Personal information
- Date of birth: 13 January 1993 (age 33)
- Place of birth: Bootle, England
- Position: Goalkeeper

Youth career
- 2008–2011: Tranmere Rovers

Senior career*
- Years: Team / Apps / (Gls)
- 2010–2012: Tranmere Rovers / 2 / (0)
- 2010: → Fleetwood Town (loan) / 0 / (0)
- 2012–2015: Wrexham / 62 / (0)
- 2015–2016: Southport / 14 / (0)
- 2016–2017: Barrow / 2 / (0)
- 2017–2018: Airbus UK / 20 / (0)
- 2018: Bangor City / 0 / (0)
- 2018–2022: Colwyn Bay
- 2022–2023: Runcorn Linnets
- 2023: Bootle

International career
- 2014–2015: England C / 4 / (0)

= Andy Coughlin =

English footballer

Andrew Coughlin (born 31 January 1993) is an English footballer who plays as a goalkeeper.
==Career==

===Tranmere Rovers===
Coughlin was born in Bootle, England. He started his career in the Centre of Excellence of Tranmere Rovers at the age of 15 and signed a two-year apprenticeship in the summer of 2009. In April 2010, Coughlin was an unused substitute for the 3–1 win over Exeter City. In April 2011, Coughlin signed his first professional contract, on a one-year deal. On 21 April 2012, Coughlin made his professional debut in a 1–1 draw with Hartlepool United. He was released at the end of the 2011–12 season.

===Fleetwood Town (loan)===
In November 2010, he was sent on loan to Conference side Fleetwood Town on work experience terms.

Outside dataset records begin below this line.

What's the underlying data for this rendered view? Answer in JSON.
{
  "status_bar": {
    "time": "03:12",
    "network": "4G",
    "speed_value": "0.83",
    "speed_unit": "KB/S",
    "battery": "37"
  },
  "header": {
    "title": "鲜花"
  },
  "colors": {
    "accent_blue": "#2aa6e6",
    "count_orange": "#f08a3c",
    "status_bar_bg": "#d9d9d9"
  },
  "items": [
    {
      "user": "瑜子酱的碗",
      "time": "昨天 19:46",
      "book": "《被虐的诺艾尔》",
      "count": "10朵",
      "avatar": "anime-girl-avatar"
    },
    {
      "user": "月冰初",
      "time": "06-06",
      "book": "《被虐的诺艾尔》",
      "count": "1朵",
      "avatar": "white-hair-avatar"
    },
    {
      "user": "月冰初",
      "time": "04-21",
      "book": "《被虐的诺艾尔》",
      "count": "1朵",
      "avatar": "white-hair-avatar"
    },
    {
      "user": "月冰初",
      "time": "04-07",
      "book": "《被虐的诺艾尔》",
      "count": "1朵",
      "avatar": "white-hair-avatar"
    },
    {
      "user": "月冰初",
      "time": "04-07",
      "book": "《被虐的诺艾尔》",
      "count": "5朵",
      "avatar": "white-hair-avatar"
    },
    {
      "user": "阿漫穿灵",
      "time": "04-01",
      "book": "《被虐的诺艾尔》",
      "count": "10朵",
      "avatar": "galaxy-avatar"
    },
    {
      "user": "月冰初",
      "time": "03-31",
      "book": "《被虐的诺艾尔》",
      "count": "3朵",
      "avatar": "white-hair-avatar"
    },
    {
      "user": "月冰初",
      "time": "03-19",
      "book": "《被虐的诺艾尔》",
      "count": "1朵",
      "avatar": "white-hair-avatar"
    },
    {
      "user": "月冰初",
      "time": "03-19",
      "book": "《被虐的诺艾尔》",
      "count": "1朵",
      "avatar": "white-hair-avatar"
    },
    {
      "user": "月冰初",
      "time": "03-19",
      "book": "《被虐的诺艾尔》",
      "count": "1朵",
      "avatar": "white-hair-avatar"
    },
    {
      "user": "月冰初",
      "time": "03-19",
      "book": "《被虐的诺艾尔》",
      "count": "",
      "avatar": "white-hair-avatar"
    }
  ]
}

Coughlin was signed to act as back up to Scott Davies whilst regular second choice goalkeeper Danny Hurst was out injured. In his loan spell Coughlin did not make an appearance for the Highbury club.

===Wrexham===
On 3 July 2012, he joined Welsh club Wrexham on trial, before signing a one-year deal on 23 July. Coughlin was involved in pre-season matches against Welsh Premier side's Aberystwyth Town and Bala Town as well as Kilmarnock and Coventry City. Coughlin made his debut for Wrexham in a 3–2 win against Stockport County at Edgeley Park on 10 October, this was due to first choice 'keeper Joslain Mayebi being away on international duty with Cameroon. Coughlin played his first home league match in a 4–2 defeat to Lincoln City at the Racecourse Ground. After a season as second choice and making just eight appearances, Coughlin extended his deal in the summer of 2013 meaning his contract would end at the end of the 2013/2014 season. In a season where he looked to challenge first team goalkeeper Joslain Mayebi, it took just two months, as a string of Mayebi mistakes handed Coughlin the number one spot, which he kept and played well, earning the praises of the Wrexham fans throughout the season.

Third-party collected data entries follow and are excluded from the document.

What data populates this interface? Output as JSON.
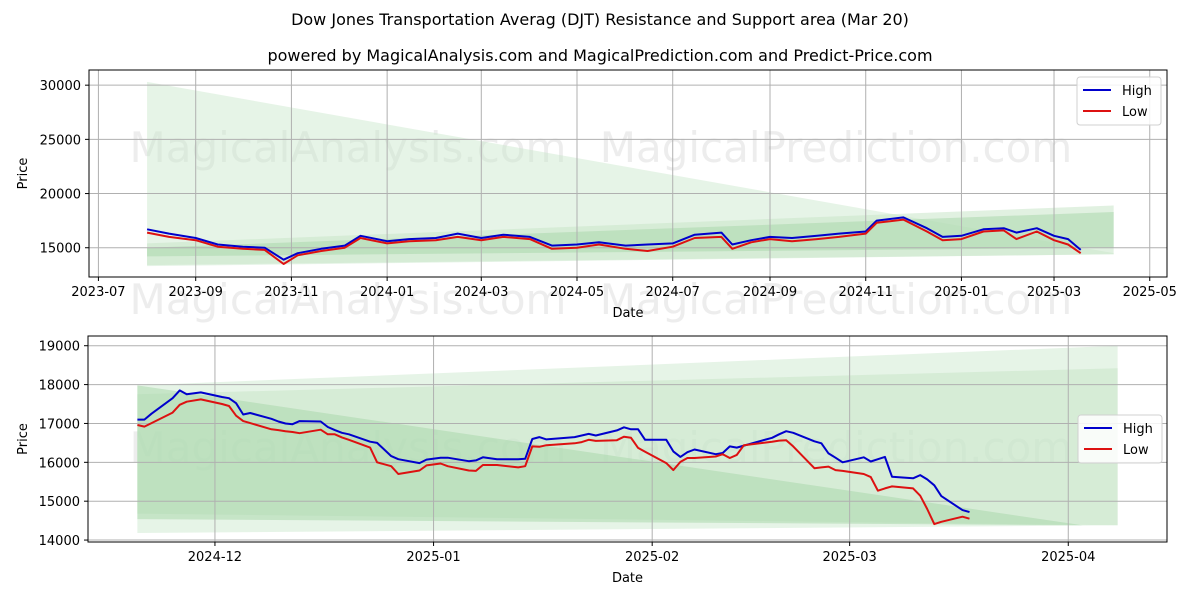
{
  "header": {
    "title": "Dow Jones Transportation Averag (DJT) Resistance and Support area (Mar 20)",
    "subtitle": "powered by MagicalAnalysis.com and MagicalPrediction.com and Predict-Price.com"
  },
  "watermarks": [
    "MagicalAnalysis.com",
    "MagicalPrediction.com"
  ],
  "colors": {
    "high": "#0000cc",
    "low": "#dd1111",
    "band_light": "#c8e6c9",
    "band_dark": "#a5d6a7"
  },
  "chart_data": [
    {
      "type": "line",
      "title": "",
      "xlabel": "Date",
      "ylabel": "Price",
      "xlim": [
        "2023-06-25",
        "2025-05-12"
      ],
      "ylim": [
        12300,
        31400
      ],
      "x_ticks": [
        "2023-07",
        "2023-09",
        "2023-11",
        "2024-01",
        "2024-03",
        "2024-05",
        "2024-07",
        "2024-09",
        "2024-11",
        "2025-01",
        "2025-03",
        "2025-05"
      ],
      "y_ticks": [
        15000,
        20000,
        25000,
        30000
      ],
      "grid": true,
      "legend": {
        "position": "top-right",
        "entries": [
          "High",
          "Low"
        ]
      },
      "bands": [
        {
          "name": "resistance-support-wide",
          "x_start": "2023-08-01",
          "x_end": "2025-04-08",
          "upper_start": 30300,
          "upper_end": 14500,
          "lower_start": 13300,
          "lower_end": 14400
        },
        {
          "name": "resistance-support-narrow",
          "x_start": "2023-08-01",
          "x_end": "2025-04-08",
          "upper_start": 15400,
          "upper_end": 18900,
          "lower_start": 13400,
          "lower_end": 14400
        },
        {
          "name": "resistance-support-mid",
          "x_start": "2023-08-01",
          "x_end": "2025-04-08",
          "upper_start": 15000,
          "upper_end": 18300,
          "lower_start": 14200,
          "lower_end": 15000
        }
      ],
      "x": [
        "2023-08-01",
        "2023-08-15",
        "2023-09-01",
        "2023-09-15",
        "2023-10-01",
        "2023-10-15",
        "2023-10-27",
        "2023-11-05",
        "2023-11-20",
        "2023-12-05",
        "2023-12-15",
        "2024-01-01",
        "2024-01-15",
        "2024-02-01",
        "2024-02-15",
        "2024-03-01",
        "2024-03-15",
        "2024-04-01",
        "2024-04-15",
        "2024-05-01",
        "2024-05-15",
        "2024-06-01",
        "2024-06-15",
        "2024-07-01",
        "2024-07-15",
        "2024-08-01",
        "2024-08-08",
        "2024-08-20",
        "2024-09-01",
        "2024-09-15",
        "2024-10-01",
        "2024-10-15",
        "2024-11-01",
        "2024-11-08",
        "2024-11-25",
        "2024-12-10",
        "2024-12-20",
        "2025-01-01",
        "2025-01-15",
        "2025-01-28",
        "2025-02-05",
        "2025-02-18",
        "2025-03-01",
        "2025-03-10",
        "2025-03-18"
      ],
      "series": [
        {
          "name": "High",
          "values": [
            16700,
            16300,
            15900,
            15300,
            15100,
            15000,
            13900,
            14500,
            14900,
            15200,
            16100,
            15600,
            15800,
            15900,
            16300,
            15900,
            16200,
            16000,
            15200,
            15300,
            15500,
            15200,
            15300,
            15400,
            16200,
            16400,
            15300,
            15700,
            16000,
            15900,
            16100,
            16300,
            16500,
            17500,
            17800,
            16800,
            16000,
            16100,
            16700,
            16800,
            16400,
            16800,
            16100,
            15800,
            14800
          ]
        },
        {
          "name": "Low",
          "values": [
            16400,
            16000,
            15700,
            15100,
            14900,
            14800,
            13500,
            14300,
            14700,
            15000,
            15900,
            15400,
            15600,
            15700,
            16000,
            15700,
            16000,
            15800,
            14900,
            15000,
            15300,
            14900,
            14700,
            15100,
            15900,
            16000,
            14900,
            15500,
            15800,
            15600,
            15800,
            16000,
            16300,
            17300,
            17600,
            16500,
            15700,
            15800,
            16500,
            16600,
            15800,
            16500,
            15700,
            15300,
            14500
          ]
        }
      ]
    },
    {
      "type": "line",
      "title": "",
      "xlabel": "Date",
      "ylabel": "Price",
      "xlim": [
        "2024-11-13",
        "2025-04-15"
      ],
      "ylim": [
        13950,
        19250
      ],
      "x_ticks": [
        "2024-12",
        "2025-01",
        "2025-02",
        "2025-03",
        "2025-04"
      ],
      "y_ticks": [
        14000,
        15000,
        16000,
        17000,
        18000,
        19000
      ],
      "grid": true,
      "legend": {
        "position": "center-right",
        "entries": [
          "High",
          "Low"
        ]
      },
      "bands": [
        {
          "name": "resistance-support-wide",
          "x_start": "2024-11-20",
          "x_end": "2025-04-08",
          "upper_start": 17980,
          "upper_end": 19000,
          "lower_start": 14180,
          "lower_end": 14380
        },
        {
          "name": "resistance-support-mid",
          "x_start": "2024-11-20",
          "x_end": "2025-04-08",
          "upper_start": 17750,
          "upper_end": 18420,
          "lower_start": 14680,
          "lower_end": 14380
        },
        {
          "name": "resistance-support-inner",
          "x_start": "2024-11-20",
          "x_end": "2025-04-03",
          "upper_start": 17980,
          "upper_end": 14380,
          "lower_start": 14540,
          "lower_end": 14380
        }
      ],
      "x": [
        "2024-11-20",
        "2024-11-21",
        "2024-11-22",
        "2024-11-25",
        "2024-11-26",
        "2024-11-27",
        "2024-11-29",
        "2024-12-02",
        "2024-12-03",
        "2024-12-04",
        "2024-12-05",
        "2024-12-06",
        "2024-12-09",
        "2024-12-10",
        "2024-12-11",
        "2024-12-12",
        "2024-12-13",
        "2024-12-16",
        "2024-12-17",
        "2024-12-18",
        "2024-12-19",
        "2024-12-20",
        "2024-12-23",
        "2024-12-24",
        "2024-12-26",
        "2024-12-27",
        "2024-12-30",
        "2024-12-31",
        "2025-01-02",
        "2025-01-03",
        "2025-01-06",
        "2025-01-07",
        "2025-01-08",
        "2025-01-10",
        "2025-01-13",
        "2025-01-14",
        "2025-01-15",
        "2025-01-16",
        "2025-01-17",
        "2025-01-21",
        "2025-01-22",
        "2025-01-23",
        "2025-01-24",
        "2025-01-27",
        "2025-01-28",
        "2025-01-29",
        "2025-01-30",
        "2025-01-31",
        "2025-02-03",
        "2025-02-04",
        "2025-02-05",
        "2025-02-06",
        "2025-02-07",
        "2025-02-10",
        "2025-02-11",
        "2025-02-12",
        "2025-02-13",
        "2025-02-14",
        "2025-02-18",
        "2025-02-19",
        "2025-02-20",
        "2025-02-21",
        "2025-02-24",
        "2025-02-25",
        "2025-02-26",
        "2025-02-27",
        "2025-02-28",
        "2025-03-03",
        "2025-03-04",
        "2025-03-05",
        "2025-03-06",
        "2025-03-07",
        "2025-03-10",
        "2025-03-11",
        "2025-03-12",
        "2025-03-13",
        "2025-03-14",
        "2025-03-17",
        "2025-03-18"
      ],
      "series": [
        {
          "name": "High",
          "values": [
            17100,
            17100,
            17250,
            17650,
            17850,
            17750,
            17800,
            17680,
            17650,
            17520,
            17230,
            17270,
            17120,
            17050,
            17000,
            16980,
            17060,
            17050,
            16910,
            16830,
            16760,
            16720,
            16530,
            16500,
            16160,
            16080,
            15980,
            16070,
            16120,
            16120,
            16030,
            16050,
            16130,
            16080,
            16080,
            16090,
            16600,
            16650,
            16590,
            16650,
            16690,
            16730,
            16690,
            16820,
            16900,
            16850,
            16850,
            16580,
            16580,
            16280,
            16140,
            16260,
            16330,
            16210,
            16240,
            16410,
            16380,
            16430,
            16630,
            16720,
            16800,
            16760,
            16540,
            16490,
            16230,
            16120,
            16000,
            16130,
            16020,
            16080,
            16140,
            15630,
            15590,
            15670,
            15560,
            15410,
            15130,
            14770,
            14720
          ]
        },
        {
          "name": "Low",
          "values": [
            16960,
            16920,
            17010,
            17280,
            17480,
            17560,
            17620,
            17500,
            17450,
            17200,
            17060,
            17010,
            16850,
            16830,
            16800,
            16780,
            16750,
            16840,
            16720,
            16720,
            16640,
            16580,
            16380,
            16000,
            15900,
            15700,
            15790,
            15920,
            15970,
            15900,
            15790,
            15780,
            15930,
            15930,
            15870,
            15900,
            16410,
            16400,
            16440,
            16490,
            16520,
            16580,
            16550,
            16570,
            16660,
            16630,
            16370,
            16270,
            15980,
            15800,
            16010,
            16110,
            16110,
            16150,
            16210,
            16110,
            16190,
            16440,
            16530,
            16560,
            16570,
            16410,
            15850,
            15870,
            15890,
            15800,
            15780,
            15700,
            15620,
            15270,
            15330,
            15380,
            15330,
            15140,
            14800,
            14410,
            14470,
            14600,
            14550
          ]
        }
      ]
    }
  ]
}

He subsequently joined Southport for the 2015–2016 season, before spending the 2016–17 season with Barrow.

===Airbus UK Broughton===
In the summer of 2017, Coughlin signed for Airbus UK Broughton in the Huws Gray Alliance, making twenty league appearances in his only season. In July 2018, Coughlin moved on to recently relegated Bangor City, before moving on to Colwyn Bay that September. He stayed at the club until May 2022.

==International career==
Coughlin was called up to the England C team in February 2014 by England C and Chester manager Steve Burr. He made his debut against Jordan U23s on 4 March 2014, winning 1–0 and Coughlin keeping a clean sheet.